Doctors Without Borders is also a fully independent association, with no political, military or religious affiliation. Our independence is essential, as it allows us to take impartial action in every situation. This independence is made possible by our funding: 96% of our resources come from private donations.
World Humanitarian Day will take place on August 19. What does the event represent for you?
We have not planned any specific actions: humanitarian aid is something we carry out every day of the year.
But at the same time, an event like this serves to emphasize the scale of resources needed to support humanitarian aid and the work of NGOs, while also raising public awareness about silent crises that the media have forgotten, such as the current situation in northern Nigeria.
There, we discovered an alarming situation last June in the state of Borno*. The United Nations Children’s Fund estimates that 250,000 children suffer from severe malnutrition, while 50,000 will die if they do not receive treatment. And yet, this crisis has gone on completely unknown to the public, due to a lack of adequate media attention.
What major commitments have you pursued in 2015 and 2016?
2015 saw a number of crisis situations:
- Earthquake in Nepal
- Refugee crisis in Europe – we are present across the entire refugee route, including Greece, Serbia, Slovenia, Hungary and France
- Populations displaced by conflict, especially in Syria and Yemen
- Our long-term actions taken on site in South Sudan, Liberia, etc.
In 2016, we increased our actions in South Sudan and Nigeria with regards to the health crisis I mentioned earlier. Unfortunately, 2016 also saw a drop in our resources, tied to declining media coverage of these crises.
You receive support from the BNP Paribas Rescue & Recover Fund. What does that represent for you?
The partnership with the Rescue & Recover Fund provides us with invaluable financial support. But, for us, it also delivers additional value for the following reasons:
- Ability to raise funds rapidly to respond to emergencies
- An important show of confidence for us, and we have also forged quality relationships with the fund managers
- It was created at the request of BNP Paribas employees: a positive and encouraging sign that illustrates their will to take action
- Matching contribution from BNP Paribas provides a powerful incentive and sends a strong message from the company
We have a lot of admiration for the standout organization of the Rescue & Recover Fund as well as its employees who work alongside us.
Funds raised by the Rescue & Recover Fund are distributed to its three partner associations, based on their activity in the field. Do you stay in contact or coordinate actions with the other associations?
We often take action on the same crises, which means we have to coordinate our efforts. But each association works in its own way and offers its own skills. Our expertise is complementary!
each association works in its own way and offers its own skills.

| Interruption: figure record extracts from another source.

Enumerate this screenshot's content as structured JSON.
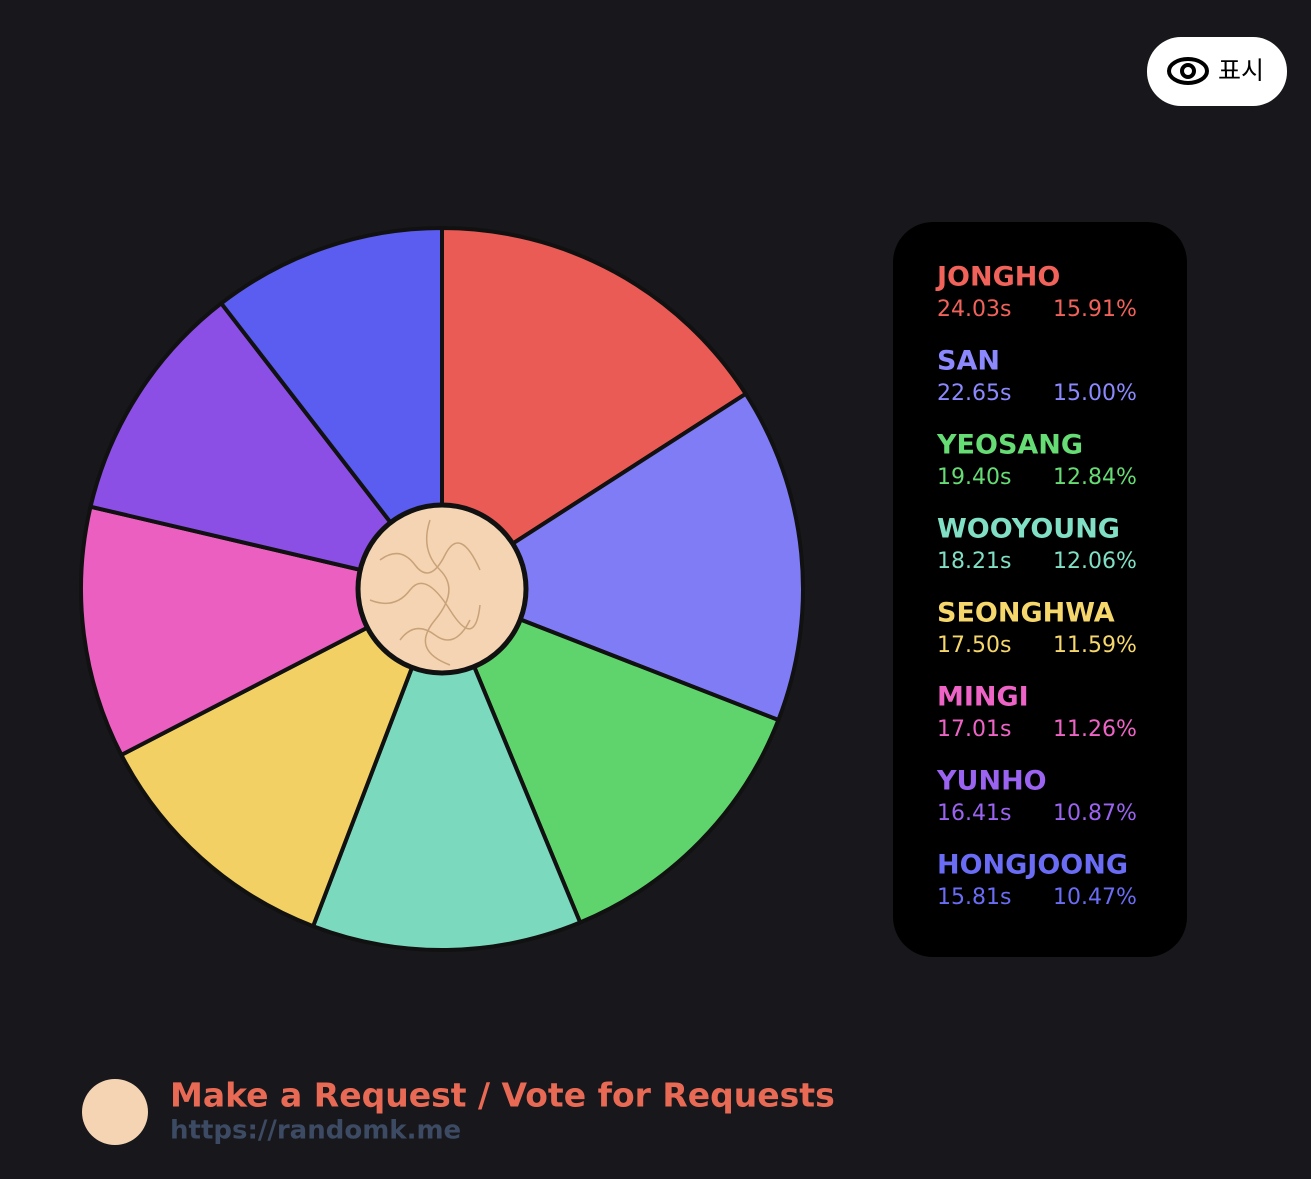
{
  "chart_data": {
    "type": "pie",
    "categories": [
      "JONGHO",
      "SAN",
      "YEOSANG",
      "WOOYOUNG",
      "SEONGHWA",
      "MINGI",
      "YUNHO",
      "HONGJOONG"
    ],
    "values": [
      15.91,
      15.0,
      12.84,
      12.06,
      11.59,
      11.26,
      10.87,
      10.47
    ],
    "value_labels": [
      "15.91%",
      "15.00%",
      "12.84%",
      "12.06%",
      "11.59%",
      "11.26%",
      "10.87%",
      "10.47%"
    ],
    "seconds": [
      {
        "value": 24.03,
        "label": "24.03s"
      },
      {
        "value": 22.65,
        "label": "22.65s"
      },
      {
        "value": 19.4,
        "label": "19.40s"
      },
      {
        "value": 18.21,
        "label": "18.21s"
      },
      {
        "value": 17.5,
        "label": "17.50s"
      },
      {
        "value": 17.01,
        "label": "17.01s"
      },
      {
        "value": 16.41,
        "label": "16.41s"
      },
      {
        "value": 15.81,
        "label": "15.81s"
      }
    ],
    "colors": [
      "#ea5b55",
      "#7f7cf5",
      "#5fd46d",
      "#7bd9be",
      "#f2d063",
      "#ea5fc0",
      "#8b4fe6",
      "#5b5cf0"
    ],
    "label_colors": [
      "#f0625a",
      "#8c89ff",
      "#66dc74",
      "#80dfc4",
      "#f5d76c",
      "#ee64c6",
      "#9a63f0",
      "#6b6cf5"
    ]
  },
  "ui": {
    "show_button": "표시"
  },
  "footer": {
    "request": "Make a Request / Vote for Requests",
    "url": "https://randomk.me"
  }
}
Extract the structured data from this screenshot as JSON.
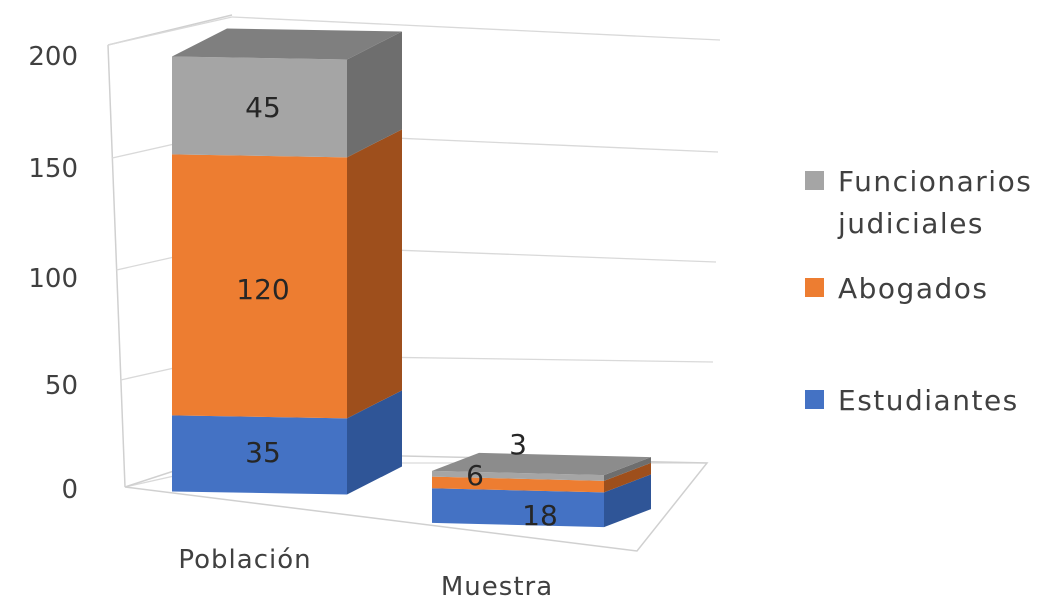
{
  "chart_data": {
    "type": "bar",
    "stacked": true,
    "three_d": true,
    "categories": [
      "Población",
      "Muestra"
    ],
    "series": [
      {
        "name": "Estudiantes",
        "values": [
          35,
          18
        ],
        "color": "#4472C4",
        "side_color": "#2F5597"
      },
      {
        "name": "Abogados",
        "values": [
          120,
          6
        ],
        "color": "#ED7D31",
        "side_color": "#9E4F1C"
      },
      {
        "name": "Funcionarios judiciales",
        "values": [
          45,
          3
        ],
        "color": "#A5A5A5",
        "side_color": "#6E6E6E"
      }
    ],
    "legend_labels": [
      {
        "lines": [
          "Estudiantes"
        ],
        "series": 0
      },
      {
        "lines": [
          "Abogados"
        ],
        "series": 1
      },
      {
        "lines": [
          "Funcionarios",
          "judiciales"
        ],
        "series": 2
      }
    ],
    "legend_position": "right",
    "y_ticks": [
      0,
      50,
      100,
      150,
      200
    ],
    "ylim": [
      0,
      200
    ],
    "grid": true
  }
}
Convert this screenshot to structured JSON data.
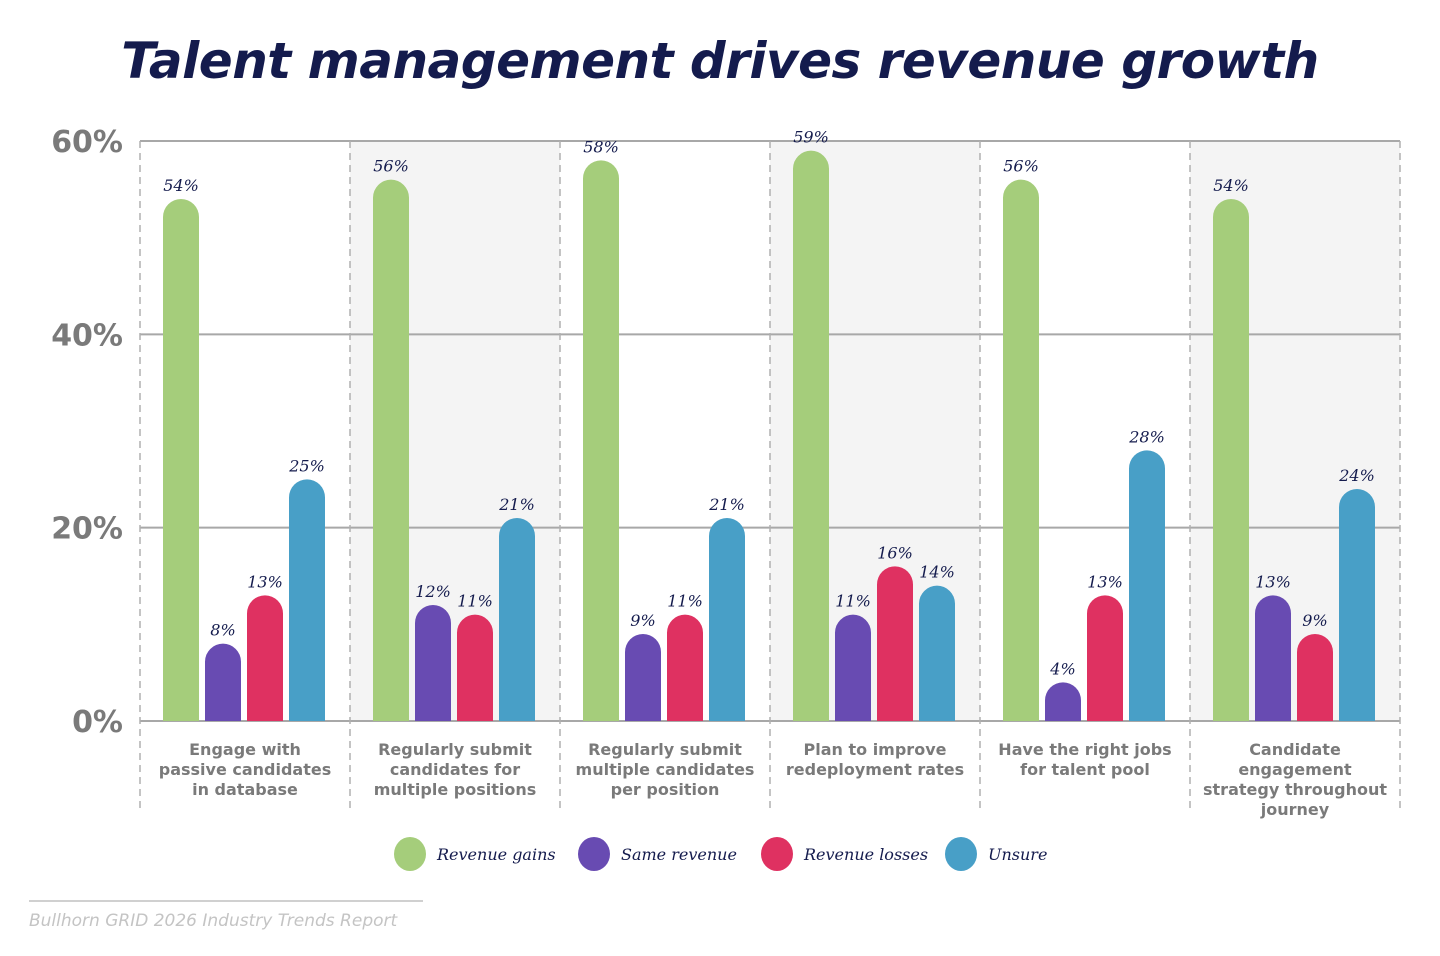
{
  "chart_data": {
    "type": "bar",
    "title": "Talent management drives revenue growth",
    "categories": [
      [
        "Engage with",
        "passive candidates",
        "in database"
      ],
      [
        "Regularly submit",
        "candidates for",
        "multiple positions"
      ],
      [
        "Regularly submit",
        "multiple candidates",
        "per position"
      ],
      [
        "Plan to improve",
        "redeployment rates"
      ],
      [
        "Have the right jobs",
        "for talent pool"
      ],
      [
        "Candidate",
        "engagement",
        "strategy throughout",
        "journey"
      ]
    ],
    "series": [
      {
        "name": "Revenue gains",
        "color": "#a5cd7b",
        "values": [
          54,
          56,
          58,
          59,
          56,
          54
        ]
      },
      {
        "name": "Same revenue",
        "color": "#684bb2",
        "values": [
          8,
          12,
          9,
          11,
          4,
          13
        ]
      },
      {
        "name": "Revenue losses",
        "color": "#df3161",
        "values": [
          13,
          11,
          11,
          16,
          13,
          9
        ]
      },
      {
        "name": "Unsure",
        "color": "#489fc7",
        "values": [
          25,
          21,
          21,
          14,
          28,
          24
        ]
      }
    ],
    "value_suffix": "%",
    "ylim": [
      0,
      60
    ],
    "yticks": [
      "0%",
      "20%",
      "40%",
      "60%"
    ],
    "grid": true,
    "legend_position": "bottom",
    "data_labels": true
  },
  "source": "Bullhorn GRID 2026 Industry Trends Report"
}
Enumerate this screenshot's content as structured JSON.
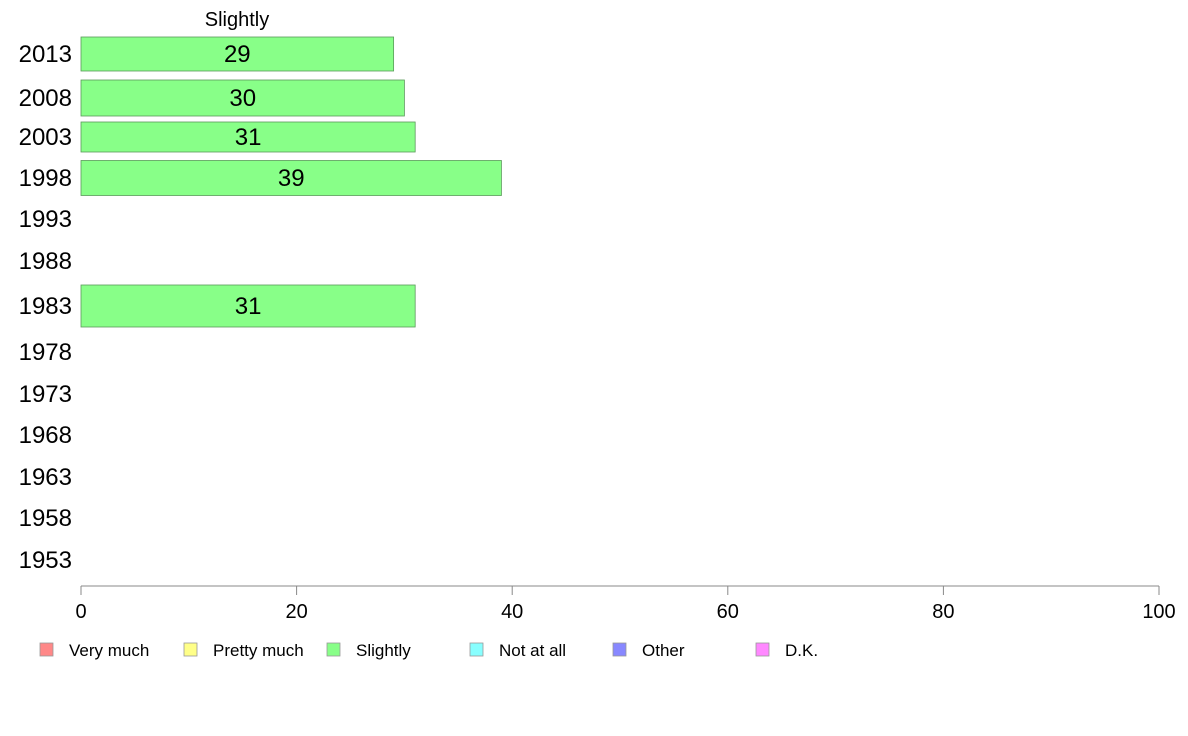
{
  "chart_data": {
    "type": "bar",
    "orientation": "horizontal",
    "title": "Slightly",
    "xlim": [
      0,
      100
    ],
    "xticks": [
      0,
      20,
      40,
      60,
      80,
      100
    ],
    "categories": [
      "2013",
      "2008",
      "2003",
      "1998",
      "1993",
      "1988",
      "1983",
      "1978",
      "1973",
      "1968",
      "1963",
      "1958",
      "1953"
    ],
    "series": [
      {
        "name": "Slightly",
        "color": "#88ff88",
        "values": [
          29,
          30,
          31,
          39,
          null,
          null,
          31,
          null,
          null,
          null,
          null,
          null,
          null
        ],
        "labels": [
          "29",
          "30",
          "31",
          "39",
          null,
          null,
          "31",
          null,
          null,
          null,
          null,
          null,
          null
        ]
      }
    ],
    "legend": {
      "position": "bottom",
      "items": [
        {
          "label": "Very much",
          "color": "#ff8888"
        },
        {
          "label": "Pretty much",
          "color": "#ffff88"
        },
        {
          "label": "Slightly",
          "color": "#88ff88"
        },
        {
          "label": "Not at all",
          "color": "#88ffff"
        },
        {
          "label": "Other",
          "color": "#8888ff"
        },
        {
          "label": "D.K.",
          "color": "#ff88ff"
        }
      ]
    },
    "grid": false
  }
}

Our expertise is complementary
(c) Juan Carlos Tomasi // (c) Yann Libessart
What are you hoping to accomplish at this year’s World Humanitarian Day and throughout the rest of 2016?
Of course we would love to see the situation improve in every area where we operate, notably in Nigeria and for refugees in Europe. But we need a strong and continuous commitment from civil society, even after media coverage dies down.
Individuals can make regular donations. It is these regular donations that give us the resources we need to spring into action immediately after an emergency begins and to make sure our efforts can continue.
Companies, for their part, can form multi-year partnerships with us, combining financial donations and expertise sharing: partnerships like these are extremely meaningful and a win-win for everyone!